A new tool created by Environmental Science, Policy, and Management faculty and graduate students aims to support instructors in developing anti-racist approaches to course design and teaching practices.

The authors say: “Practices in our classrooms change the course of students’ academic trajectories, self-confidence, and ultimately, their perceptions of how they are respected or included in our broader society. Our teaching practices, especially in large introductory classes that can act as gatekeepers, have a multiplicative impact on our students’ lives—for good, or for bad.” They note that while several tools for designing effective learning experiences already exist, there are fewer tools available for anti-racist pedagogy.

Guiding college-level instructors through a range of ideas and options to help them through a process of modifying their courses, the tool begins with sections focused on writing syllabi, exploring student and instructor positionality, designing assessments, establishing an inclusive learning environment for all students, communicating and reinforcing norms and expectations, and using student feedback. Later sections offer resources for instructors to make their curricular materials anti-racist, include Indigenous perspectives, and oriented toward social justice and anti-colonialism.

“Shifting instructor practices can have large and long-term effects on student outcomes,” said assistant professor Benjamin Wong Blonder, who has led the initiative. “This tool is our first step towards making it easy for our instructors to contribute to student success.” It is currently geared toward the types of classes offered by the ESPM department, but almost all of the tool could be used in other disciplines or institutions, Blonder said.

In June of 2020 the ESPM student Graduate Diversity Council called for ESPM leadership to take anti-racist actions to address ways in which systemic anti-Black racism has permeated academia. In response, ESPM faculty and students collaborated with the UC Berkeley Center for Teaching and Learning to develop the resource as a way to  foster inclusivity for Black students and other students of color in ESPM.
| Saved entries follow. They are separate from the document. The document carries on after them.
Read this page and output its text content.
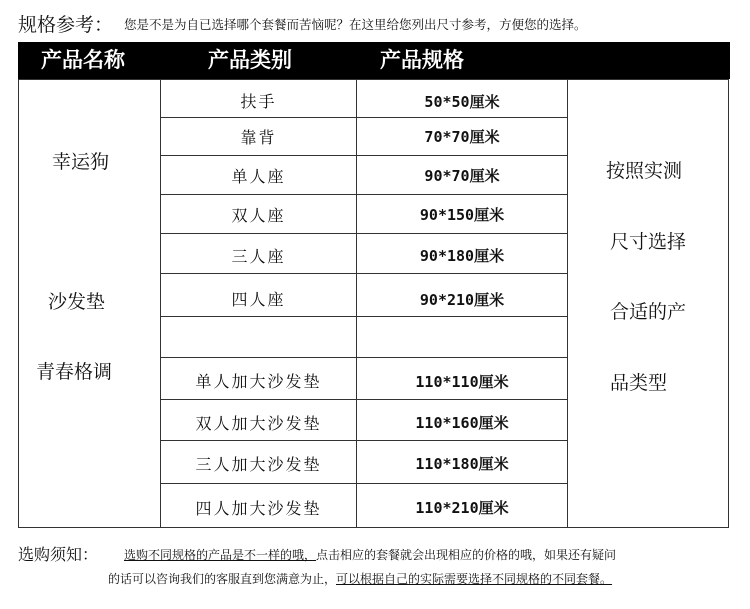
规格参考： 您是不是为自已选择哪个套餐而苦恼呢？在这里给您列出尺寸参考，方便您的选择。
产品名称	产品类别	产品规格
幸运狗
沙发垫
青春格调
扶手
靠背
单人座
双人座
三人座
四人座
单人加大沙发垫
双人加大沙发垫
三人加大沙发垫
四人加大沙发垫
50*50厘米
70*70厘米
90*70厘米
90*150厘米
90*180厘米
90*210厘米
110*110厘米
110*160厘米
110*180厘米
110*210厘米
按照实测
尺寸选择
合适的产
品类型
选购须知： 选购不同规格的产品是不一样的哦，点击相应的套餐就会出现相应的价格的哦，如果还有疑问
的话可以咨询我们的客服直到您满意为止，可以根据自己的实际需要选择不同规格的不同套餐。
"Many instructors are actively seeking ways to incorporate anti-racist pedagogical practices into their teaching. We hope that this resource guide will help people across Berkeley's campus and beyond find supportive ways to do just that,” said Kathryn De Master, the ESPM faculty equity advisor.  “We hope this guide will serve as both a starting point for many, as well as a tool for all instructors to use, no matter their level of experience or familiarity with anti-racism principles and approaches."  
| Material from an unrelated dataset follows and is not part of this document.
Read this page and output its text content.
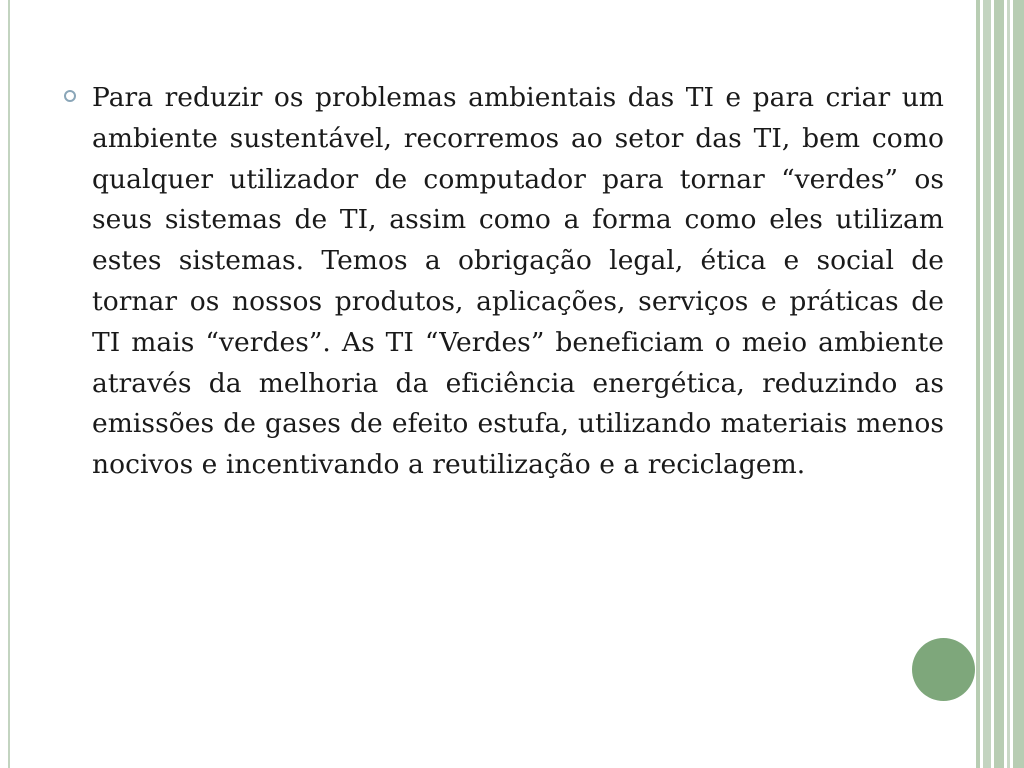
Para reduzir os problemas ambientais das TI e para criar um ambiente sustentável, recorremos ao setor das TI, bem como qualquer utilizador de computador para tornar “verdes” os seus sistemas de TI, assim como a forma como eles utilizam estes sistemas. Temos a obrigação legal, ética e social de tornar os nossos produtos, aplicações, serviços e práticas de TI mais “verdes”. As TI “Verdes” beneficiam o meio ambiente através da melhoria da eficiência energética, reduzindo as emissões de gases de efeito estufa, utilizando materiais menos nocivos e incentivando a reutilização e a reciclagem.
“As a graduate student, I am heartened by the thoughtful approach our faculty took to building a tool to address racism and other forms of marginalization in our classrooms,” said Rosalie Zdzienicka Fanshel, a doctoral student in the Society & Environment division who got involved in the tool’s development in May 2021. Fanshel has applied the tool to two courses in the undergraduate Food Systems Minor. “I hope the entire ESPM faculty, and those of other departments at Berkeley and beyond, take advantage of this robust resource," they said.

“This tool is important to students because it shows that faculty are working towards improving student experiences, and it provides ideas and resources for creating a learning space that promotes belonging, inclusivity, diversity, and equity,” said doctoral student Whitney Mgbara, who is currently serving as the ESPM DEI student coordinator. “I’m thankful to the faculty who have put time into this effort. I’m optimistic that it will create a more engaging classroom environment that is open to different perspectives.” 

Contributors include ESPM faculty Benjamin Blonder, Timothy Bowles, Kathryn De Master, Manuela Girotto, Trevor Keenan, Michael Mascarenhas, and Matthew Potts; graduate students Rosalie Zdzienicka Fanshel, Alexandra Kahn, and Whitney Mgbara; and Sarah Pickett and Marisella Rodriguez of the Center for Teaching and Learning.